Fill center with apple filling, or other filling and bake immediately in 375 degree oven for 12-15 minutes. After baking, brush crust with melted butter and drizzle a teaspoon of melted butter over each kolache. Cut into 6 pie shaped servings.
3 medium apples, peeled and sliced
1/3 cup sugar
1/2 teaspoon cinnamon
1/2 cup graham cracker crumbs
1 tablespoons butter
Lightly toss apples with sugar and cinnamon. Arrange apples on top of dough in each pan. Cover to the edge with apples, leaving a narrow ridge of dough around. Sprinkle 1/2 of the graham cracker crumbs on top. Dribble 1 tablespoon of melted butter over top of each kolache. Makes enough for 2 kolaches.

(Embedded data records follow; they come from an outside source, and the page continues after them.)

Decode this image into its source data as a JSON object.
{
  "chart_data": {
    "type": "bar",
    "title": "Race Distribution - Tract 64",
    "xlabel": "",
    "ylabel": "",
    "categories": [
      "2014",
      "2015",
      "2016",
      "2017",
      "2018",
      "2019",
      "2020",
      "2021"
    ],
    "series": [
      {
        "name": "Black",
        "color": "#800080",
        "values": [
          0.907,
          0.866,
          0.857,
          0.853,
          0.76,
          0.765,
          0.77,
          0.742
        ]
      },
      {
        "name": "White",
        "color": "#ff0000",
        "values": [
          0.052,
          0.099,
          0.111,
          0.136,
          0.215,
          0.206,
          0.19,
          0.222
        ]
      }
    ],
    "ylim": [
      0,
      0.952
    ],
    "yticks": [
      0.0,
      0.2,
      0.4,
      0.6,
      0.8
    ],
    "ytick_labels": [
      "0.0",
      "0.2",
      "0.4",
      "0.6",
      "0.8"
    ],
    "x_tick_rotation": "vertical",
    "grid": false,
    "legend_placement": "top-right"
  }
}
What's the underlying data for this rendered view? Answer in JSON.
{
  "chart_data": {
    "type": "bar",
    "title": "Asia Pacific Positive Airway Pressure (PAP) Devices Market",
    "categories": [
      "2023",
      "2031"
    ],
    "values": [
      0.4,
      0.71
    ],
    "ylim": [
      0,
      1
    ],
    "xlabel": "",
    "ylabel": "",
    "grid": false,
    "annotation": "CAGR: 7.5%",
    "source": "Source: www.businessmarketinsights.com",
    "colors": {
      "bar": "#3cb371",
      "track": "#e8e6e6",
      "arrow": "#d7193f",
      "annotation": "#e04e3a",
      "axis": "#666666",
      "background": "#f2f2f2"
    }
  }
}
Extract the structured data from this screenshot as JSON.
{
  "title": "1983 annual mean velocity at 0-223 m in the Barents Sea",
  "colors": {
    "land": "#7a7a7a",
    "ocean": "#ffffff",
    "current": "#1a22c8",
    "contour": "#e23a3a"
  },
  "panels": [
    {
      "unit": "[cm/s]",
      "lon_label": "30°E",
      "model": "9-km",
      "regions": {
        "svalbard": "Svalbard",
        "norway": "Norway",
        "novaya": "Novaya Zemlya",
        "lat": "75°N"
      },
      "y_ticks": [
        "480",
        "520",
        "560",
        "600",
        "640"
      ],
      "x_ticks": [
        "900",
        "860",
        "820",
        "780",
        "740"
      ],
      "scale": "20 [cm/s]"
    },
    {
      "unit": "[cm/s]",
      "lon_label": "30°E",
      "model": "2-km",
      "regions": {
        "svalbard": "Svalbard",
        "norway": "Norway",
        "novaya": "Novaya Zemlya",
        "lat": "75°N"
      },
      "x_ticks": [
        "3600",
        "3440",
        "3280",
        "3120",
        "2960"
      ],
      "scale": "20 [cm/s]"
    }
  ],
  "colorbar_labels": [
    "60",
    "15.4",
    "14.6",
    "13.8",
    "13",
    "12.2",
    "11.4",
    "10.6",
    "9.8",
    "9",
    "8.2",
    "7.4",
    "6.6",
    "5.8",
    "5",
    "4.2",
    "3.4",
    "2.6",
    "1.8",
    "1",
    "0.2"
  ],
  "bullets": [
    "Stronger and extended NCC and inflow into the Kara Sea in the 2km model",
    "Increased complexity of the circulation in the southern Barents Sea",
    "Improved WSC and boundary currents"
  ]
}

A quick variation of apple filling is to use hand made or commercial apple butter or apple sauce. Sprinkle with crumbs and bake.
1 cup ground poppy seed
1 1/2 cups milk
3/4 – 1 cup sugar
2 tablespoons flour
1 teaspoon vanilla
Dash of cinnamon
Mix together sugar and flour. Heat milk and just before it begins to boil, add poppy seed, sugar and flour and stir vigorously. Cook over medium heat, stirring constantly until mixture thickens. Add vanilla and cinnamon. Cool. Set aside until pastry is ready to be filled. If filling is too thick, add little more milk. Makes enough for two pie pans. Sprinkle with graham cracker crumbs. Drizzle butter over top of kolache.
Note: the poppy seed needs to be ground. There is a big difference between whole and ground poppy seed. Whole poppy seed can be found in bulk in many stores and needs to be kept in the refrigerator as the seeds are high in fat and can go rancid. Seeds can be ground with a mortar and pestle, coffee grinder, or high-speed food chopper.
Easter meals are a celebration of tradition and early memories. Kolaches were always a welcome part of our Easter dinners. What comes to mind when you think of Easter meals at your house with family and friends?